Background & Context

Background Story

"Stacks of Wheat (End of Summer)" presents the same Giverny grainstacks under a completely different atmospheric regime: the clear, high light of late summer afternoon rather than the warm gloaming of autumn. The painting belongs to the second group of Monet's Haystack series, executed in September 1890 before the autumn equinox shifted the light toward lower angles and cooler tones. Here the stacks stand in golden fields against a pale blue sky, their shadows sharp and their surfaces almost incandescent with reflected heat. The palette is notably higher in key than the autumn and winter versions, with more yellow and less violet, more cerulean and less ultramarine. Monet painted rapidly during this period, sometimes working on ten or more canvases simultaneously, switching from one to another as the light changed. The technical virtuosity is extraordinary: each canvas required a different ground color, different brush rhythms, and different pigment mixtures to achieve the correct color temperature for its designated moment.
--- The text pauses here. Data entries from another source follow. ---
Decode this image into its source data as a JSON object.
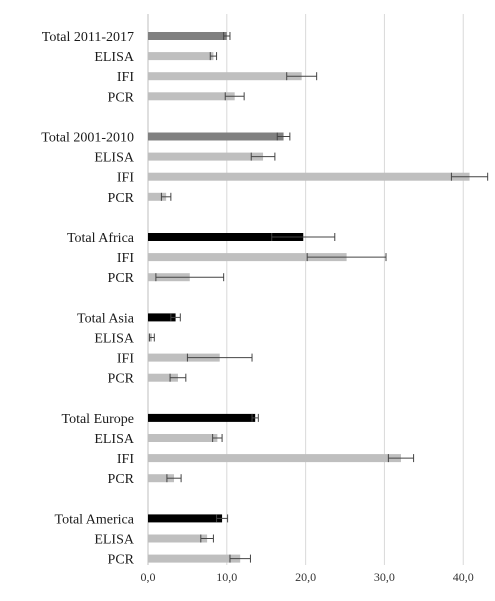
{
  "chart_data": {
    "type": "bar",
    "orientation": "horizontal",
    "title": "",
    "xlabel": "",
    "ylabel": "",
    "xlim": [
      0,
      42
    ],
    "x_ticks": [
      0,
      10,
      20,
      30,
      40
    ],
    "x_tick_labels": [
      "0,0",
      "10,0",
      "20,0",
      "30,0",
      "40,0"
    ],
    "grid": "vertical",
    "legend": "none",
    "colors": {
      "total_period": "#808080",
      "total_region": "#000000",
      "method": "#bfbfbf",
      "error_bar": "#444444"
    },
    "groups": [
      {
        "name": "2011-2017",
        "bars": [
          {
            "label": "Total 2011-2017",
            "value": 10.0,
            "err_low": 0.4,
            "err_high": 0.4,
            "kind": "total_period"
          },
          {
            "label": "ELISA",
            "value": 8.3,
            "err_low": 0.4,
            "err_high": 0.4,
            "kind": "method"
          },
          {
            "label": "IFI",
            "value": 19.5,
            "err_low": 1.9,
            "err_high": 1.9,
            "kind": "method"
          },
          {
            "label": "PCR",
            "value": 11.0,
            "err_low": 1.2,
            "err_high": 1.2,
            "kind": "method"
          }
        ]
      },
      {
        "name": "2001-2010",
        "bars": [
          {
            "label": "Total 2001-2010",
            "value": 17.2,
            "err_low": 0.8,
            "err_high": 0.8,
            "kind": "total_period"
          },
          {
            "label": "ELISA",
            "value": 14.6,
            "err_low": 1.5,
            "err_high": 1.5,
            "kind": "method"
          },
          {
            "label": "IFI",
            "value": 40.8,
            "err_low": 2.3,
            "err_high": 2.3,
            "kind": "method"
          },
          {
            "label": "PCR",
            "value": 2.3,
            "err_low": 0.6,
            "err_high": 0.6,
            "kind": "method"
          }
        ]
      },
      {
        "name": "Africa",
        "bars": [
          {
            "label": "Total Africa",
            "value": 19.7,
            "err_low": 4.0,
            "err_high": 4.0,
            "kind": "total_region"
          },
          {
            "label": "IFI",
            "value": 25.2,
            "err_low": 5.0,
            "err_high": 5.0,
            "kind": "method"
          },
          {
            "label": "PCR",
            "value": 5.3,
            "err_low": 4.3,
            "err_high": 4.3,
            "kind": "method"
          }
        ]
      },
      {
        "name": "Asia",
        "bars": [
          {
            "label": "Total Asia",
            "value": 3.5,
            "err_low": 0.6,
            "err_high": 0.6,
            "kind": "total_region"
          },
          {
            "label": "ELISA",
            "value": 0.5,
            "err_low": 0.3,
            "err_high": 0.3,
            "kind": "method"
          },
          {
            "label": "IFI",
            "value": 9.1,
            "err_low": 4.1,
            "err_high": 4.1,
            "kind": "method"
          },
          {
            "label": "PCR",
            "value": 3.8,
            "err_low": 1.0,
            "err_high": 1.0,
            "kind": "method"
          }
        ]
      },
      {
        "name": "Europe",
        "bars": [
          {
            "label": "Total Europe",
            "value": 13.6,
            "err_low": 0.4,
            "err_high": 0.4,
            "kind": "total_region"
          },
          {
            "label": "ELISA",
            "value": 8.8,
            "err_low": 0.6,
            "err_high": 0.6,
            "kind": "method"
          },
          {
            "label": "IFI",
            "value": 32.1,
            "err_low": 1.6,
            "err_high": 1.6,
            "kind": "method"
          },
          {
            "label": "PCR",
            "value": 3.3,
            "err_low": 0.9,
            "err_high": 0.9,
            "kind": "method"
          }
        ]
      },
      {
        "name": "America",
        "bars": [
          {
            "label": "Total America",
            "value": 9.4,
            "err_low": 0.7,
            "err_high": 0.7,
            "kind": "total_region"
          },
          {
            "label": "ELISA",
            "value": 7.5,
            "err_low": 0.8,
            "err_high": 0.8,
            "kind": "method"
          },
          {
            "label": "PCR",
            "value": 11.7,
            "err_low": 1.3,
            "err_high": 1.3,
            "kind": "method"
          }
        ]
      }
    ]
  }
}
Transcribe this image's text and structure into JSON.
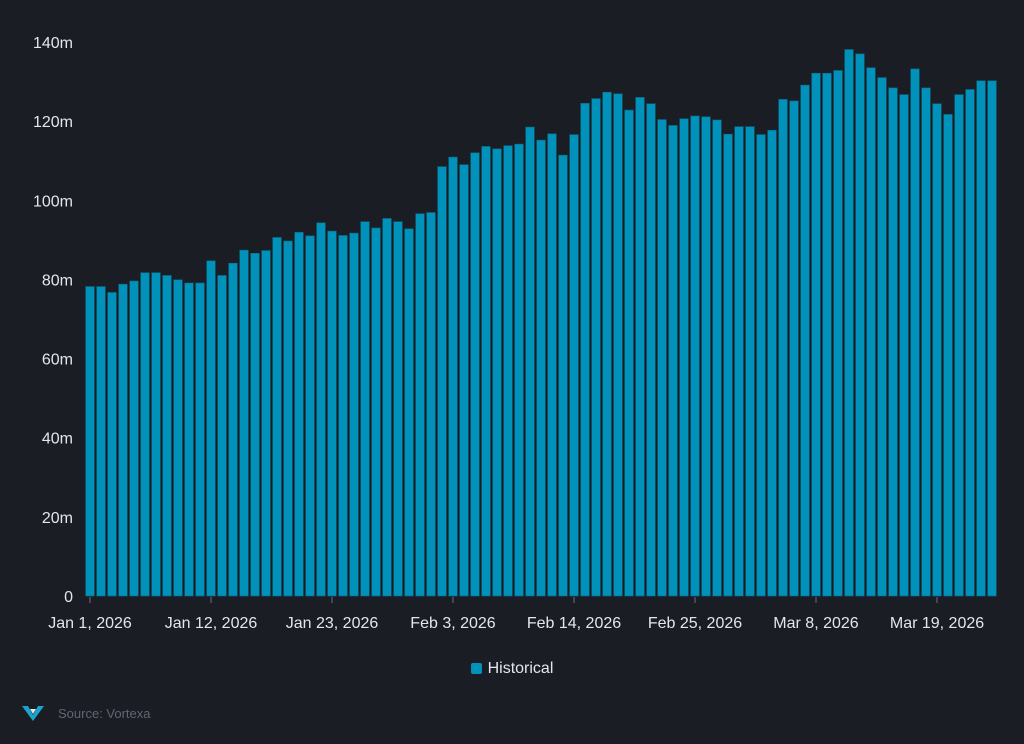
{
  "chart_data": {
    "type": "bar",
    "title": "",
    "xlabel": "",
    "ylabel": "",
    "ylim": [
      0,
      140
    ],
    "y_ticks": [
      "0",
      "20m",
      "40m",
      "60m",
      "80m",
      "100m",
      "120m",
      "140m"
    ],
    "y_tick_values": [
      0,
      20,
      40,
      60,
      80,
      100,
      120,
      140
    ],
    "y_unit": "millions",
    "x_start": "2026-01-01",
    "x_end": "2026-03-24",
    "x_tick_labels": [
      "Jan 1, 2026",
      "Jan 12, 2026",
      "Jan 23, 2026",
      "Feb 3, 2026",
      "Feb 14, 2026",
      "Feb 25, 2026",
      "Mar 8, 2026",
      "Mar 19, 2026"
    ],
    "x_tick_dates": [
      "2026-01-01",
      "2026-01-12",
      "2026-01-23",
      "2026-02-03",
      "2026-02-14",
      "2026-02-25",
      "2026-03-08",
      "2026-03-19"
    ],
    "grid": false,
    "legend_position": "bottom",
    "series": [
      {
        "name": "Historical",
        "color": "#0092bb",
        "values": [
          78.2,
          78.2,
          76.7,
          78.8,
          79.6,
          81.7,
          81.7,
          81.0,
          79.9,
          79.1,
          79.1,
          84.7,
          81.0,
          84.1,
          87.4,
          86.6,
          87.3,
          90.6,
          89.7,
          91.9,
          91.0,
          94.3,
          92.2,
          91.1,
          91.7,
          94.6,
          93.0,
          95.4,
          94.6,
          92.8,
          96.6,
          96.9,
          108.5,
          110.9,
          109.0,
          112.0,
          113.6,
          113.0,
          113.8,
          114.2,
          118.5,
          115.2,
          116.8,
          111.4,
          116.6,
          124.5,
          125.7,
          127.3,
          126.9,
          122.8,
          126.0,
          124.4,
          120.4,
          118.9,
          120.6,
          121.3,
          121.1,
          120.3,
          116.7,
          118.6,
          118.6,
          116.6,
          117.7,
          125.5,
          125.1,
          129.1,
          132.1,
          132.1,
          132.8,
          138.1,
          137.0,
          133.5,
          131.0,
          128.4,
          126.7,
          133.2,
          128.4,
          124.4,
          121.7,
          126.7,
          128.0,
          130.2,
          130.2
        ]
      }
    ]
  },
  "legend": {
    "label": "Historical"
  },
  "source": {
    "text": "Source: Vortexa",
    "logo_text": "Vortexa"
  }
}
Art historians have used X-ray and infrared imaging to reveal that Monet often scraped down and repainted passages when the weather failed to cooperate with his plans, showing the methodological discipline behind the apparent spontaneity. The Haystacks series as a whole—including this luminous summer version—established Monet as the supreme poet of French rural light and laid the theoretical groundwork for twentieth-century color field painting.

Cultural Impact

This summer Haystack demonstrates Monet's chromatic range within a single motif, establishing the serial method as a systematic investigation of color temperature and atmospheric condition.

Why It Matters

It matters as the bright counterpoint to the autumn and winter Haystacks—proof that Monet's series was not repetition but a chromatic encyclopedia of a single place.